Instituer l’accès aux données des plateformes numériques
La requête des chercheurs ou des services publics d’accès aux données des plateformes numériques est tout à fait légitime tant elle correspond à un impératif de la nouvelle ère de quantification contemporaine : les traces de propagations accessibles après les sondages d’opinion et les recensements[1].

Cependant, il serait vain d’attendre une coopération de la part de plateformes habituées pendant 15 ans à la prédation des données personnelles et au contournement de toutes leurs responsabilités. De ce fait, les demandes des chercheurs risquent de se réduire à quémander un accès provisoire et opaque comme un privilège qui peut à tout moment être révoqué comme on l’a vu avec les partenariats scientifiques noués par Facebook via Social Science One (NYU en 2021).

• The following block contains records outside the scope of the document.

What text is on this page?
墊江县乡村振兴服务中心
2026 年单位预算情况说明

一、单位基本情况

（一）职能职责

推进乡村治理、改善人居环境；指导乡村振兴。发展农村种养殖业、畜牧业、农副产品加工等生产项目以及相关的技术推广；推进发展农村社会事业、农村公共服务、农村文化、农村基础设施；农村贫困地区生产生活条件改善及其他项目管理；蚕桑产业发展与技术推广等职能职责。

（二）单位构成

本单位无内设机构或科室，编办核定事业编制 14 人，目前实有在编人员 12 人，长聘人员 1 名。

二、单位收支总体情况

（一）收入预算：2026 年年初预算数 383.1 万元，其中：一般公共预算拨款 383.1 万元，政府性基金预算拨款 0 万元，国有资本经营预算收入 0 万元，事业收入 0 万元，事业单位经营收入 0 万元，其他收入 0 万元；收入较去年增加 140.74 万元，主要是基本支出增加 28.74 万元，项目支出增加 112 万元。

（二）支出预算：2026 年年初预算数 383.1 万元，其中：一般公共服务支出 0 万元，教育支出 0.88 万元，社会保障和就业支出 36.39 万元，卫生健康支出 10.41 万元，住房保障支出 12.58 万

L’enjeu est pourtant essentiel : il faut bâtir les conventions socio-économiques et techniques pour rendre opérationnelle et socialement utile la nouvelle ère de quantification qui est la nôtre, faite de big data, de machine learning et d’IA et entièrement contrôlée par les plateformes du capitalisme financier numérique, les GAFAM. Il ne s’agit pas d’un pacte avec le diable, pas plus que ce fut le cas entre sciences sociales et dispositifs statistiques des États au début du XXe ou entre sciences sociales et sondages d’opinion gouvernés par les médias et les marques à partir des années 30. Dans les deux cas, les statistiques, comme le montre si bien Alain Desrosières, ont servi à prouver ET à gouverner, au prix d’alliances, de passerelles, de conventions réécrites et rendues à la fois efficaces et valides.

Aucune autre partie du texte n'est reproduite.